Newspaper Guild of New York president Bill O’Meara claims the Times contract proposals “as they stand now, would ruin the paper” and “accelerate the brain drain that has already resulted in the departure of many talented journalists for better opportunities.” THE NEXT DEMAND MEDIA?: “Management is leading us to a future where The Times will be more of a content farm than a place for great journalism,” the union boss contends. || Read the Times’ response.
New York Newspaper Guild release
Union Set to Fight Management Proposals for Draconian Cuts at The New York Times
Times labor contracts with the Newspaper Guild of New York,
representing more than 1,000 employees, expire on March 30
NEW YORK (Feb. 16, 2011) – The Newspaper Guild of New York will commit $1 million for a campaign to rally public support for journalists and other unionized staff at The New York Times, where top executives are demanding huge compensation cuts.
The Guild’s Executive Committee unanimously approved the defensive measure last night, five days after a contract proposal that severely diminishes the wages, benefits and protections of journalists and staff was presented to Guild negotiators by representatives of Times Chairman and Publisher Arthur Sulzberger Jr. and CEO Janet Robinson.
“Times management’s contract proposals, as they stand now, would ruin the paper,” said Guild President Bill O’Meara. “They undermine the spirit and unique commitment of the many people who produce The Times and they will accelerate the brain drain that has already resulted in the departure of many talented journalists for better opportunities.
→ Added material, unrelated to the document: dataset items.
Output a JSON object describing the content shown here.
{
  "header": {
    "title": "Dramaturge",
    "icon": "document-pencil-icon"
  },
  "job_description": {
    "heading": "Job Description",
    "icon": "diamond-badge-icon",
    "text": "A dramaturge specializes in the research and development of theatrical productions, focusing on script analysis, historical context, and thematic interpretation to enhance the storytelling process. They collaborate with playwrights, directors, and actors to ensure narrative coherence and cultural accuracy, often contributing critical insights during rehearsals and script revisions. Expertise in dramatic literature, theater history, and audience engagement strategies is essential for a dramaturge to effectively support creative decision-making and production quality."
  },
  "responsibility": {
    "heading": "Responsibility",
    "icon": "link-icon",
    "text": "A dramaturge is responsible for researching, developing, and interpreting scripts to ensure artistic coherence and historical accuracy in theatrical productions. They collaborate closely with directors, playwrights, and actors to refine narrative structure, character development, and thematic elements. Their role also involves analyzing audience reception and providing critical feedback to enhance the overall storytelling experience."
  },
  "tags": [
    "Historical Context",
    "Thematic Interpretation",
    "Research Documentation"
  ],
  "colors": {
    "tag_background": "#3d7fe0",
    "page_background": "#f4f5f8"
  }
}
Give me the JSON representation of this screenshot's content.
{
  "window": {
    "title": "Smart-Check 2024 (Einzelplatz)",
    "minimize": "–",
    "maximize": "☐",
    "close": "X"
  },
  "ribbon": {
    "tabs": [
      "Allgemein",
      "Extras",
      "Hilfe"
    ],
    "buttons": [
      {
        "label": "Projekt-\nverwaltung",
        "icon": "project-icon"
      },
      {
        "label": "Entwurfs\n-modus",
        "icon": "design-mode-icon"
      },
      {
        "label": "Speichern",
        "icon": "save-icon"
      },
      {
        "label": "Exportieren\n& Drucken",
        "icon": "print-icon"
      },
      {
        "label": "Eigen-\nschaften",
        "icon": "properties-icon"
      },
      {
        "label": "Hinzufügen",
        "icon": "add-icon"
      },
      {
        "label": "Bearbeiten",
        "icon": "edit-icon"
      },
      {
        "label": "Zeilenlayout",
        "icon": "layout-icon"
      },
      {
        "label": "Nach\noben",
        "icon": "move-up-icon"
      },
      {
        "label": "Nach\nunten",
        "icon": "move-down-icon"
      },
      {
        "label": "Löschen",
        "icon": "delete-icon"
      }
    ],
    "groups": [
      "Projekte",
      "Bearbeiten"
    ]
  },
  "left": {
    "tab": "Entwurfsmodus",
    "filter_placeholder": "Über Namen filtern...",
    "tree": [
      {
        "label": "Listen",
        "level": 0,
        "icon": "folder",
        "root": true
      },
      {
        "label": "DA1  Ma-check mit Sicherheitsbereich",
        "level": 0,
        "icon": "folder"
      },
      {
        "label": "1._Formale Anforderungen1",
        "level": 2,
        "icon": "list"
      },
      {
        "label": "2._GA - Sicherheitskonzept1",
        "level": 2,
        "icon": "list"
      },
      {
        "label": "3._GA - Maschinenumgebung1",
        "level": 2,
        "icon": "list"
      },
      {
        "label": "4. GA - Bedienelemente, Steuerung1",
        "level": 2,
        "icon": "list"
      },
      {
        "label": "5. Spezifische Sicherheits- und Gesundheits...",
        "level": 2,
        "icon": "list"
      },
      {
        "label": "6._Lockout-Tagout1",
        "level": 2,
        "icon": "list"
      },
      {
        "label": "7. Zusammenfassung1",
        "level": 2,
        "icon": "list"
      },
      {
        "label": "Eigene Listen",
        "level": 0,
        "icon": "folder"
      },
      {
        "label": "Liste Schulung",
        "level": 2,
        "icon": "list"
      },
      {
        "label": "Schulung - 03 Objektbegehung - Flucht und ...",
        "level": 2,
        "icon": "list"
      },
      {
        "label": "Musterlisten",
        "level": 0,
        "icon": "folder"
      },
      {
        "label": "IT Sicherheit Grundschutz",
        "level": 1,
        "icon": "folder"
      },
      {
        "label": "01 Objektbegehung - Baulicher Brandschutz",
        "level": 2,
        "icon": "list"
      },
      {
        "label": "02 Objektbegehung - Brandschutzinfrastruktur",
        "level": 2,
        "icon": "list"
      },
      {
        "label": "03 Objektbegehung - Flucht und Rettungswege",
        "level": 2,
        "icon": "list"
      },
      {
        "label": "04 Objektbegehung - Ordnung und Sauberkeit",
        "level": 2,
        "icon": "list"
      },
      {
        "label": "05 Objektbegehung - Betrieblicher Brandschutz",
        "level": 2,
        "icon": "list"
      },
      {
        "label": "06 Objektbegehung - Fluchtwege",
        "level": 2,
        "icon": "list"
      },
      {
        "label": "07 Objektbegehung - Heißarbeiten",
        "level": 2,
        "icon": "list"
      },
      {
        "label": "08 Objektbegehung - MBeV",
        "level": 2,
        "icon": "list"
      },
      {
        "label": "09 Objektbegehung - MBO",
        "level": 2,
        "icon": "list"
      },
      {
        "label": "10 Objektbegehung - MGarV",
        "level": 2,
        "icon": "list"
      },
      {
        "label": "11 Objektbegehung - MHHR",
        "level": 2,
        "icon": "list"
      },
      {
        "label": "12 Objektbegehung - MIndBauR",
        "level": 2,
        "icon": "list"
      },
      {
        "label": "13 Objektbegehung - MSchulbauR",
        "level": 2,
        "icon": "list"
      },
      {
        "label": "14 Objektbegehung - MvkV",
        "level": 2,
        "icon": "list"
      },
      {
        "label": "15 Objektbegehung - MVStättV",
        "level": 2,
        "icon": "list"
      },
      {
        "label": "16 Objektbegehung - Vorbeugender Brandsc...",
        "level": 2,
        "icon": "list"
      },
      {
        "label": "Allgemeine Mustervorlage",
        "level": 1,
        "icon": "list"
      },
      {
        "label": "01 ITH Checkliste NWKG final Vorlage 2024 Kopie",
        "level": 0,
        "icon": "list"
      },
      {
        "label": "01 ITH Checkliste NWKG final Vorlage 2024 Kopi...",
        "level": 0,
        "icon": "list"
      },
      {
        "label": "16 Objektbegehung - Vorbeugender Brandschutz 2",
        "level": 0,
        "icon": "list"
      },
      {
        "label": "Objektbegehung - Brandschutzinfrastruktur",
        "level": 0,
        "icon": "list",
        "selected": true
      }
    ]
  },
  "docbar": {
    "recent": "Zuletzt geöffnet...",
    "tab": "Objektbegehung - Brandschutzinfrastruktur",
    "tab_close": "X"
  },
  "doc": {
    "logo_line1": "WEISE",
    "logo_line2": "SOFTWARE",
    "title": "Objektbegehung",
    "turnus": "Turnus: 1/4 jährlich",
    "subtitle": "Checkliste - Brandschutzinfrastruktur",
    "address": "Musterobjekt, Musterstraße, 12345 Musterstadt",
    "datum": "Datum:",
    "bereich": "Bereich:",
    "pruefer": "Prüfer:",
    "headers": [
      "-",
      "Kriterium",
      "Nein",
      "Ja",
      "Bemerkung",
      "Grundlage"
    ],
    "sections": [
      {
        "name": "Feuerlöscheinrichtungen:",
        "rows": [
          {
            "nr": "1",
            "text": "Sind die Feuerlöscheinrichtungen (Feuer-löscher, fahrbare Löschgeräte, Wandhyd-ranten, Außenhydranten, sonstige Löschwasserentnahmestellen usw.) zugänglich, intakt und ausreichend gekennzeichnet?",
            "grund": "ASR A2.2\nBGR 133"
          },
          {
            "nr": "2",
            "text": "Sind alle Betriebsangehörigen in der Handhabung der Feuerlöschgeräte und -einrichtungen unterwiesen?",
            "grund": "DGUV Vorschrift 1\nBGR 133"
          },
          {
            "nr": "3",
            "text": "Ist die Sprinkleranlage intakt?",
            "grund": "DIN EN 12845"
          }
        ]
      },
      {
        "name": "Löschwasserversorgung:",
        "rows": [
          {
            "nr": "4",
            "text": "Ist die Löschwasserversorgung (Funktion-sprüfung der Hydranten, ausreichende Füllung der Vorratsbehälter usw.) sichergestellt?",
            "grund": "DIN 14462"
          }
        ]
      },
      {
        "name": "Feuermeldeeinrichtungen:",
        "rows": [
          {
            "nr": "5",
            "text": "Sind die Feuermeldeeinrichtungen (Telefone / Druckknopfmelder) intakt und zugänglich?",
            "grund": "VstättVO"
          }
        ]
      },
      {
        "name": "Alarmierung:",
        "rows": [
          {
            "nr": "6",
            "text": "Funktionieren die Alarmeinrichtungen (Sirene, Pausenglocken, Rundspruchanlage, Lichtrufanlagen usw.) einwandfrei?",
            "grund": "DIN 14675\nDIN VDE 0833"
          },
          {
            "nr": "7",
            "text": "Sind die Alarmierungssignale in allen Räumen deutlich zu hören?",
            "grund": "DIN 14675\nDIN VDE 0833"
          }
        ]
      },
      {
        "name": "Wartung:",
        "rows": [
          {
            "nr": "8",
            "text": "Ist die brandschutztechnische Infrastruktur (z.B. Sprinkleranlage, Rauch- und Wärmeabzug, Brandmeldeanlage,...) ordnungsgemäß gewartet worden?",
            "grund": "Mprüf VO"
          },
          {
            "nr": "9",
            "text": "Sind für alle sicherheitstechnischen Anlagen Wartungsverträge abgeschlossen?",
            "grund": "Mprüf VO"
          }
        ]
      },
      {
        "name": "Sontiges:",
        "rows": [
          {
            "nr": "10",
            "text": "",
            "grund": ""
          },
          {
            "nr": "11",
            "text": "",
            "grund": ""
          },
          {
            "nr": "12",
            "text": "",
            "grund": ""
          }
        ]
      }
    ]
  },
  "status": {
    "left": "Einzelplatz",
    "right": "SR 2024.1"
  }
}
Management is leading us to a future where The Times will be more of a content farm than a place for great journalism.”
The Guild represents 1,016 employees who are responsible for news content, advertising, sales and other functions on The Times’ print and digital platforms. The management proposals call for draconian changes on a scale never before experienced by the Guild or its members at The Times, including:
* An effective 16 percent pay cut through a longer work week;
* A wage freeze for the length of the proposed contract;
* Undermining journalists’ professionalism by downgrading many newsroom jobs;
* Weakening retirement security by eliminating future pension accruals;
* Raising employee health care costs, while sharply cutting benefits;
* Eliminating extra pay when employees must work longer or late at night.
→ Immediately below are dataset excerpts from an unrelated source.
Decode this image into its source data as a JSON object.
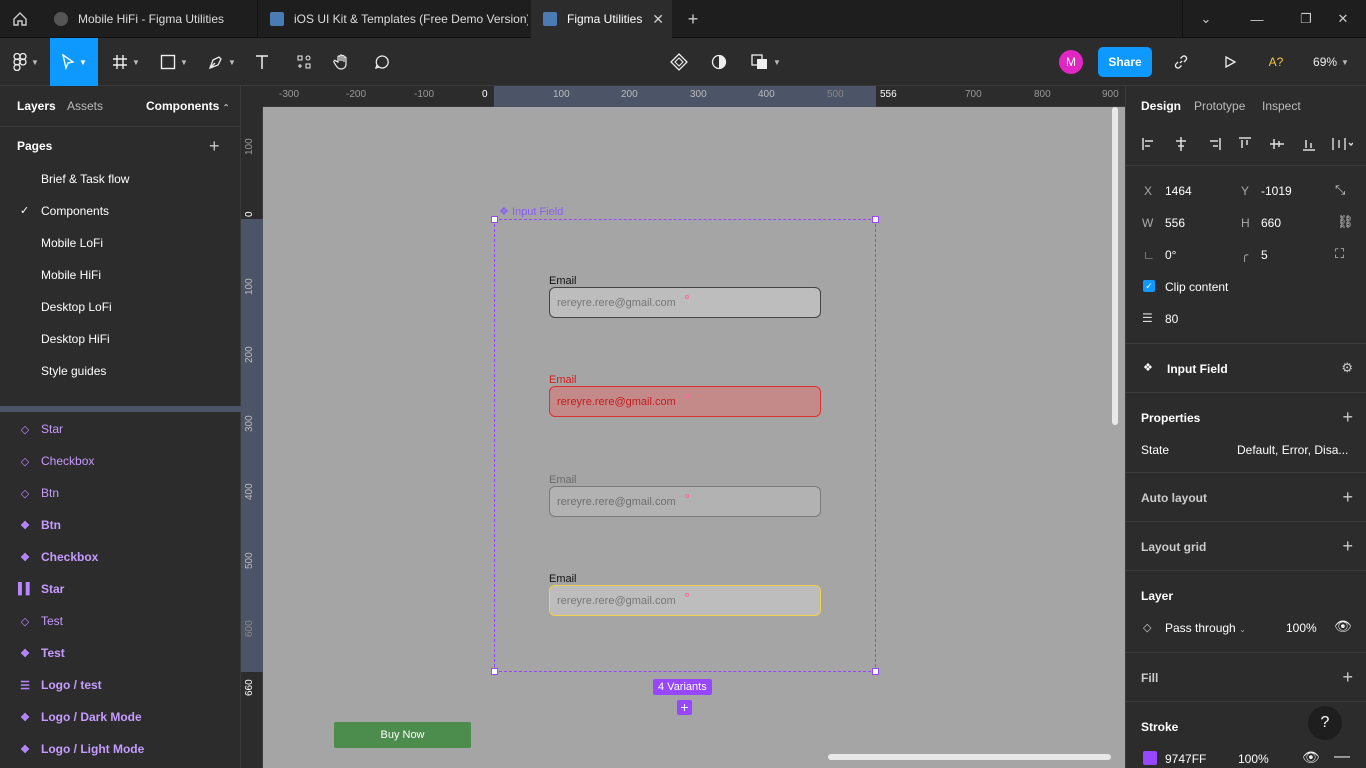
{
  "browser_tabs": [
    {
      "label": "Mobile HiFi - Figma Utilities",
      "active": false
    },
    {
      "label": "iOS UI Kit & Templates (Free Demo Version)",
      "active": false
    },
    {
      "label": "Figma Utilities",
      "active": true
    }
  ],
  "toolbar": {
    "avatar_initial": "M",
    "share_label": "Share",
    "zoom": "69%"
  },
  "left_panel": {
    "tabs": [
      "Layers",
      "Assets",
      "Components"
    ],
    "pages_title": "Pages",
    "pages": [
      "Brief & Task flow",
      "Components",
      "Mobile LoFi",
      "Mobile HiFi",
      "Desktop LoFi",
      "Desktop HiFi",
      "Style guides"
    ],
    "current_page": "Components",
    "layers": [
      {
        "label": "Star",
        "icon": "component-outline-icon",
        "bold": false
      },
      {
        "label": "Checkbox",
        "icon": "component-outline-icon",
        "bold": false
      },
      {
        "label": "Btn",
        "icon": "component-outline-icon",
        "bold": false
      },
      {
        "label": "Btn",
        "icon": "component-set-icon",
        "bold": true
      },
      {
        "label": "Checkbox",
        "icon": "component-set-icon",
        "bold": true
      },
      {
        "label": "Star",
        "icon": "vertical-auto-layout-icon",
        "bold": true
      },
      {
        "label": "Test",
        "icon": "component-outline-icon",
        "bold": false
      },
      {
        "label": "Test",
        "icon": "component-set-icon",
        "bold": true
      },
      {
        "label": "Logo / test",
        "icon": "text-lines-icon",
        "bold": true
      },
      {
        "label": "Logo / Dark Mode",
        "icon": "component-set-icon",
        "bold": true
      },
      {
        "label": "Logo / Light Mode",
        "icon": "component-set-icon",
        "bold": true
      }
    ]
  },
  "rulers": {
    "horizontal": [
      "-300",
      "-200",
      "-100",
      "0",
      "100",
      "200",
      "300",
      "400",
      "500",
      "556",
      "700",
      "800",
      "900"
    ],
    "vertical": [
      "100",
      "0",
      "100",
      "200",
      "300",
      "400",
      "500",
      "600",
      "660"
    ]
  },
  "canvas": {
    "component_label": "Input Field",
    "fields": [
      {
        "label": "Email",
        "value": "rereyre.rere@gmail.com",
        "state": "default"
      },
      {
        "label": "Email",
        "value": "rereyre.rere@gmail.com",
        "state": "error"
      },
      {
        "label": "Email",
        "value": "rereyre.rere@gmail.com",
        "state": "disabled"
      },
      {
        "label": "Email",
        "value": "rereyre.rere@gmail.com",
        "state": "focus"
      }
    ],
    "variants_badge": "4 Variants",
    "buy_now_label": "Buy Now"
  },
  "right_panel": {
    "tabs": [
      "Design",
      "Prototype",
      "Inspect"
    ],
    "x_label": "X",
    "x": "1464",
    "y_label": "Y",
    "y": "-1019",
    "w_label": "W",
    "w": "556",
    "h_label": "H",
    "h": "660",
    "rotation": "0°",
    "radius": "5",
    "clip_content_label": "Clip content",
    "spacing": "80",
    "component_name": "Input Field",
    "properties_title": "Properties",
    "state_label": "State",
    "state_value": "Default, Error, Disa...",
    "auto_layout_title": "Auto layout",
    "layout_grid_title": "Layout grid",
    "layer_title": "Layer",
    "blend_mode": "Pass through",
    "opacity": "100%",
    "fill_title": "Fill",
    "stroke_title": "Stroke",
    "stroke_color": "9747FF",
    "stroke_opacity": "100%",
    "help_label": "?"
  }
}
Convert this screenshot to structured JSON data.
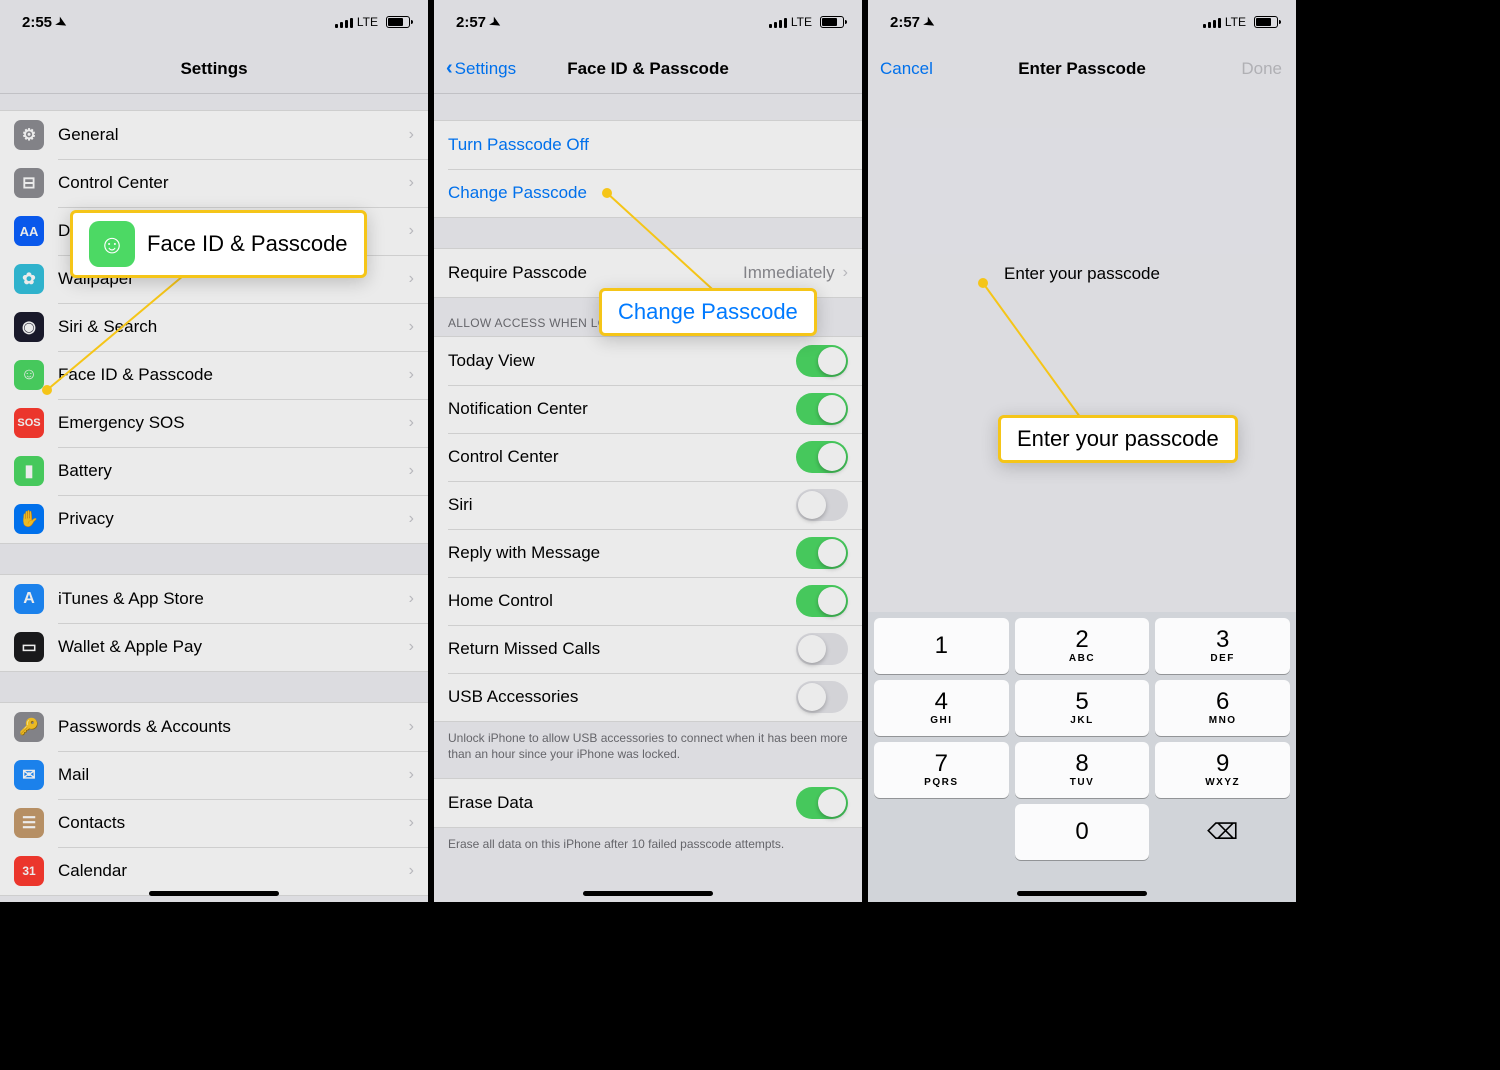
{
  "status": {
    "lte": "LTE"
  },
  "pane1": {
    "time": "2:55",
    "title": "Settings",
    "rows": {
      "general": "General",
      "control_center": "Control Center",
      "display": "D",
      "wallpaper": "Wallpaper",
      "siri_search": "Siri & Search",
      "faceid": "Face ID & Passcode",
      "sos": "Emergency SOS",
      "battery": "Battery",
      "privacy": "Privacy",
      "itunes": "iTunes & App Store",
      "wallet": "Wallet & Apple Pay",
      "passwords": "Passwords & Accounts",
      "mail": "Mail",
      "contacts": "Contacts",
      "calendar": "Calendar"
    },
    "callout": "Face ID & Passcode"
  },
  "pane2": {
    "time": "2:57",
    "back": "Settings",
    "title": "Face ID & Passcode",
    "links": {
      "turn_off": "Turn Passcode Off",
      "change": "Change Passcode"
    },
    "require": {
      "label": "Require Passcode",
      "value": "Immediately"
    },
    "allow_header": "ALLOW ACCESS WHEN LOCKED:",
    "toggles": {
      "today": "Today View",
      "nc": "Notification Center",
      "cc": "Control Center",
      "siri": "Siri",
      "reply": "Reply with Message",
      "home": "Home Control",
      "missed": "Return Missed Calls",
      "usb": "USB Accessories"
    },
    "usb_note": "Unlock iPhone to allow USB accessories to connect when it has been more than an hour since your iPhone was locked.",
    "erase": "Erase Data",
    "erase_note": "Erase all data on this iPhone after 10 failed passcode attempts.",
    "callout": "Change Passcode"
  },
  "pane3": {
    "time": "2:57",
    "cancel": "Cancel",
    "title": "Enter Passcode",
    "done": "Done",
    "prompt": "Enter your passcode",
    "callout": "Enter your passcode",
    "keypad": [
      {
        "d": "1",
        "l": ""
      },
      {
        "d": "2",
        "l": "ABC"
      },
      {
        "d": "3",
        "l": "DEF"
      },
      {
        "d": "4",
        "l": "GHI"
      },
      {
        "d": "5",
        "l": "JKL"
      },
      {
        "d": "6",
        "l": "MNO"
      },
      {
        "d": "7",
        "l": "PQRS"
      },
      {
        "d": "8",
        "l": "TUV"
      },
      {
        "d": "9",
        "l": "WXYZ"
      },
      {
        "d": "",
        "l": ""
      },
      {
        "d": "0",
        "l": ""
      },
      {
        "d": "⌫",
        "l": ""
      }
    ]
  }
}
* Management’s demands would diminish, if not eliminate, nearly every component of employees’ pay, benefits and protections that are set out in their current contract. The two sides are scheduled to meet again at the bargaining table on Feb. 24. Contracts covering the company’s newspaper and digital employees expire on March 30.
As the recession and the upheaval of the newspaper business took their toll, Guild members supported the company by agreeing to a 5 percent pay cut for eight months during 2009, even as management was cutting hundreds of Guild-covered jobs.
“Now that we see light at the end of the tunnel, they slap us in the face with this contract proposal,” said Grant Glickson, chairperson of the Guild unit of newspaper employees. “We see the potential for a bright future for the paper and its digital operations, but the future envisioned by management doesn’t preserve The Times as the great news organization it is today.”
The motion approved last night:
The Executive Committee of the Newspaper Guild of New York calls on the Chairman and Publisher of The New York Times, Arthur Sulzberger Jr., and The New York Times Chief Executive Officer, Janet Robinson, to immediately withdraw the destructive, union-busting contract proposal their representatives presented to the Guild’s bargaining committee last Thursday, February 10, 2011.
We instead call on Mr. Sulzberger and Ms. Robinson to work cooperatively with the Guild to craft a proposal that acknowledges the personal, financial and professional sacrifices we voluntarily accepted in order to help our paper endure the most volatile economic climate in newspaper history. We did this because we are passionate about journalism, we are proud of our work, and we wish for The Times to succeed.
It is our hope that Mr. Sulzberger and Ms. Robinson will work with us to seize the digital future of journalism, and we stand ready to continue to produce the print and digital content, and to sell the advertising, to make that happen.
Failing that, and as a precaution, it is moved that the Guild allocate an additional $1 million to its defense fund to mount a robust public campaign that educates New Yorkers on the ruinous effects of the Times’ proposal on its Guild-represented staff, and demonstrates how “the best journalists in the world” maintain The New York Times’ standards of excellence.
[Note: This is the guild's second version of the release, and replaces the one that was posted earlier.]